The Columbiana Centre mall off Harbison Boulevard will be open on Black Friday from 9 a.m. to 9 p.m. (Photos by Danielle Wallace)
The convenience of online shopping has tempted many to opt out of shopping in stores on Black Friday.
But some shoppers still make a point to score deals in person the day after Thanksgiving — some even go out that Thursday evening.
From 2020 to 2021, there was an 11.5% decrease nationally in shopping at brick-and-mortar stores on Black Friday, according to Statista.
But the Social Media Insights Lab at the University of South Carolina found that in November 2022, there were more mentions of Black Friday nationwide than for Cyber Monday. The lab analyzes posts from platforms such as Twitter, Facebook and Reddit.
The lab found that there were 2 million mentions of Black Friday nationwide throughout November. And around 1 million of those mentions were on Twitter. There were 130,000 mentions of Cyber Monday in the same time frame — 63,000 of which were also on Twitter. Breaking that down by states is less accurate. But South Carolina seems to follow that trend.

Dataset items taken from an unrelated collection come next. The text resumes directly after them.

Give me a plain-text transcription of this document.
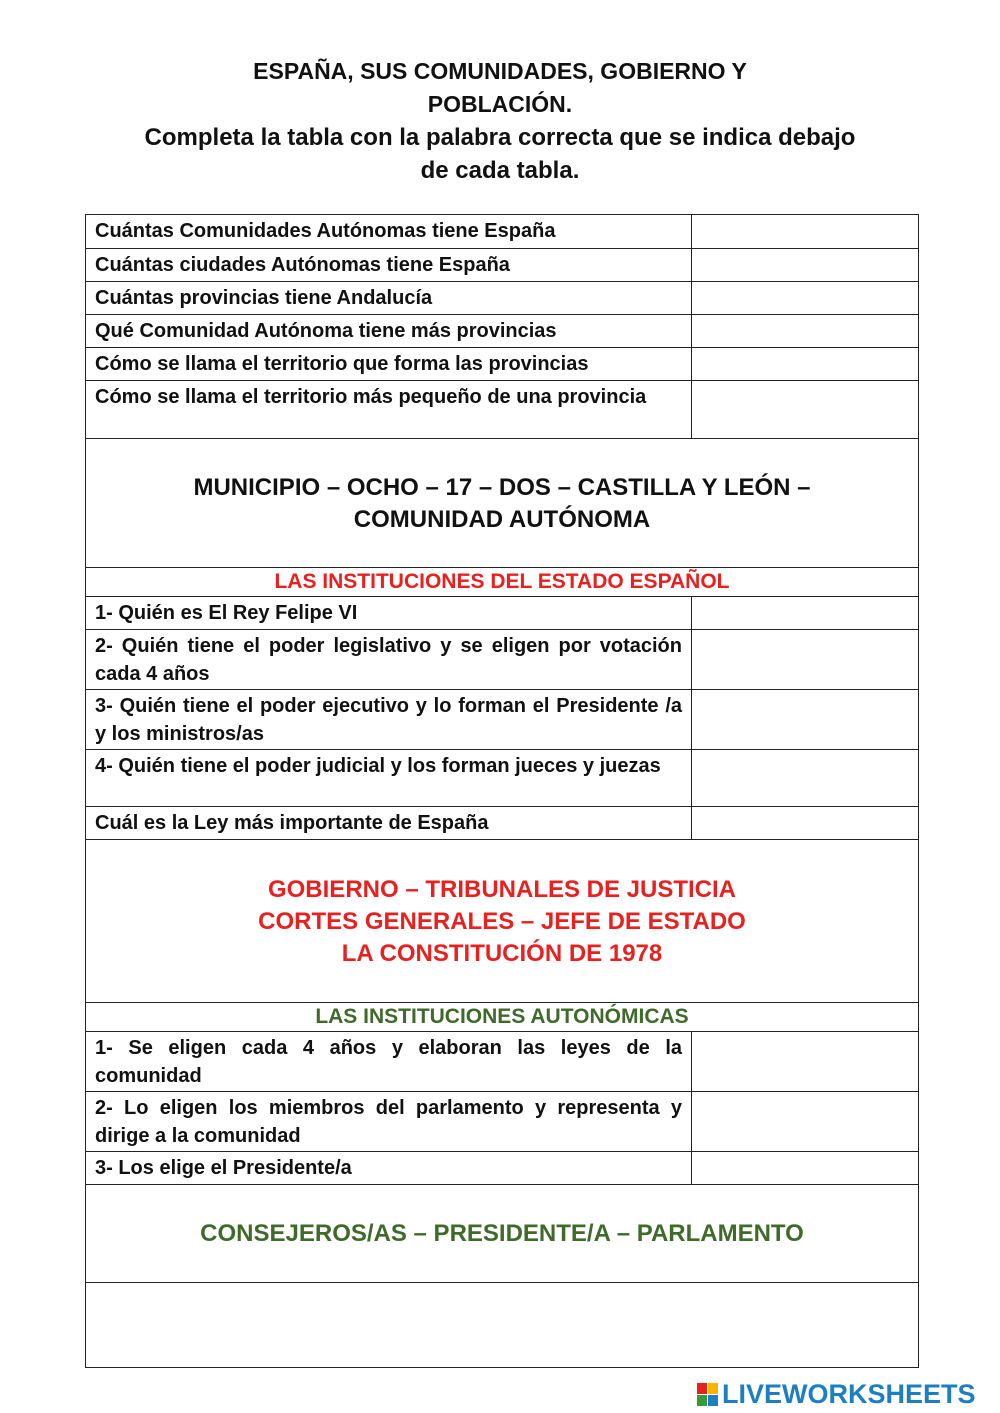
ESPAÑA, SUS COMUNIDADES, GOBIERNO Y POBLACIÓN.
Completa la tabla con la palabra correcta que se indica debajo de cada tabla.
Cuántas Comunidades Autónomas tiene España	
Cuántas ciudades Autónomas tiene España	
Cuántas provincias tiene Andalucía	
Qué Comunidad Autónoma tiene más provincias	
Cómo se llama el territorio que forma las provincias	
Cómo se llama el territorio más pequeño de una provincia	

MUNICIPIO – OCHO – 17 – DOS – CASTILLA Y LEÓN – COMUNIDAD AUTÓNOMA	

LAS INSTITUCIONES DEL ESTADO ESPAÑOL	
1- Quién es El Rey Felipe VI	
2- Quién tiene el poder legislativo y se eligen por votación cada 4 años	
3- Quién tiene el poder ejecutivo y lo forman el Presidente /a y los ministros/as	
4- Quién tiene el poder judicial y los forman jueces y juezas	
Cuál es la Ley más importante de España	

GOBIERNO – TRIBUNALES DE JUSTICIA
CORTES GENERALES – JEFE DE ESTADO
LA CONSTITUCIÓN DE 1978	

LAS INSTITUCIONES AUTONÓMICAS	
1- Se eligen cada 4 años y elaboran las leyes de la comunidad	
2- Lo eligen los miembros del parlamento y representa y dirige a la comunidad	
3- Los elige el Presidente/a	
CONSEJEROS/AS – PRESIDENTE/A – PARLAMENTO	

LIVEWORKSHEETS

So while both Black Friday and Cyber Monday still have active participation from shoppers, some still lean towards one rather than the other.

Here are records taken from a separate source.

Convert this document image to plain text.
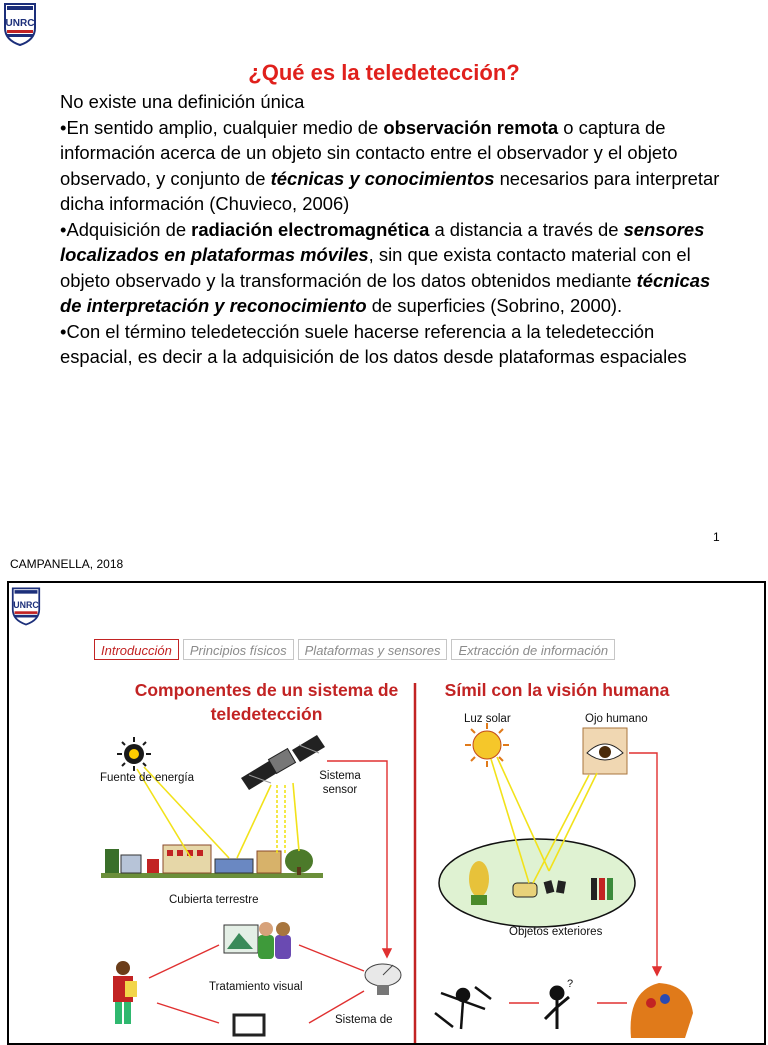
UNRC
¿Qué es la teledetección?

No existe una definición única

•En sentido amplio, cualquier medio de observación remota o captura de información acerca de un objeto sin contacto entre el observador y el objeto observado, y conjunto de técnicas y conocimientos necesarios para interpretar dicha información (Chuvieco, 2006)

•Adquisición de radiación electromagnética a distancia a través de sensores localizados en plataformas móviles, sin que exista contacto material con el objeto observado y la transformación de los datos obtenidos mediante técnicas de interpretación y reconocimiento de superficies (Sobrino, 2000).

•Con el término teledetección suele hacerse referencia a la teledetección espacial, es decir a la adquisición de los datos desde plataformas espaciales

1
CAMPANELLA, 2018
UNRC
Introducción	Principios físicos	Plataformas y sensores	Extracción de información
Componentes de un sistema de teledetección
Símil con la visión humana
?
Fuente de energía	Sistema sensor
Cubierta terrestre
Tratamiento visual
Sistema de
Luz solar	Ojo humano
Objetos exteriores
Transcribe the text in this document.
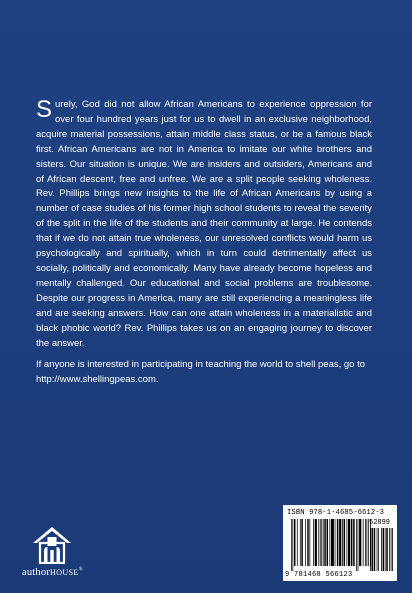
Surely, God did not allow African Americans to experience oppression for over four hundred years just for us to dwell in an exclusive neighborhood, acquire material possessions, attain middle class status, or be a famous black first. African Americans are not in America to imitate our white brothers and sisters. Our situation is unique. We are insiders and outsiders, Americans and of African descent, free and unfree. We are a split people seeking wholeness. Rev. Phillips brings new insights to the life of African Americans by using a number of case studies of his former high school students to reveal the severity of the split in the life of the students and their community at large. He contends that if we do not attain true wholeness, our unresolved conflicts would harm us psychologically and spiritually, which in turn could detrimentally affect us socially, politically and economically. Many have already become hopeless and mentally challenged. Our educational and social problems are troublesome. Despite our progress in America, many are still experiencing a meaningless life and are seeking answers. How can one attain wholeness in a materialistic and black phobic world? Rev. Phillips takes us on an engaging journey to discover the answer.

If anyone is interested in participating in teaching the world to shell peas, go to http://www.shellingpeas.com.

authorHOUSE®
ISBN 978-1-4685-6612-3
52899
9 781468 566123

“If I don’t find stuff (on) Black Friday, I’ll look (on) Cyber Monday,” said Amanda Sharpe, a freshman at USC.
Sharpe said she enjoys shopping on both days of deals but finds Black Friday more thrilling.
“I get so bored on my computer,” Sharpe said. “I love to go in person. It’s just more fun. I like seeing … the excitement of everyone else shopping. I feel like when you go to the store, you’re all grabbing stuff, and then Cyber Monday it’s just like, ‘Oh, it’s sold out.’”
Many enjoy the adrenaline of the long lines and mayhem the day often brings.
“(My family and I) just see ‘Black Friday deals’ on the sign and we go,” said Madison Bishop, a junior at USC. “(I like) the deals, and I like having to race somebody to get something. I like the satisfaction of being the person who gets the last item.”
But the excitement can be too much for some shoppers, which is why others prefer to make their purchases from home.
“I think I’ve been Black Friday shopping two times … and it’s just too much going on,” said Erica Swierski, a junior at USC. “It just takes away from the experience. I don’t want a TV or something that badly to the point where I’m going to risk getting run over for it. If it’s online, then so be it — I’ll order it, it’ll come to my house.”
For those working in stores on Black Friday, the excitement can be even more overwhelming than it is for shoppers.
Moira Lopez De Leon is a junior at USC who works at Old Navy. She worked last year’s Black Friday shift, and is scheduled to do it again this year.
“It was crazy,” Lopez De Leon said. “I remember having to work multiple jobs. Usually we have somebody on the sales floor, fitting room (and) the cashier, but I remember having to switch out from sales floor (and the) fitting room. Sometimes I had to be (a) backup cashier. The lines were long — everything was a mess.”
But traditions that come with Black Friday often keep shoppers coming back to stores despite the chaos.
Bishop said that her family goes Black Friday shopping together every year, usually to buy one big Christmas gift for all to enjoy. But they also make sure to treat themselves.
“It’s a tradition, so it’s like the whole family goes,” Bishop said. “And then we all … separate (at the mall), and then we all meet in the food court and show everybody what we got.”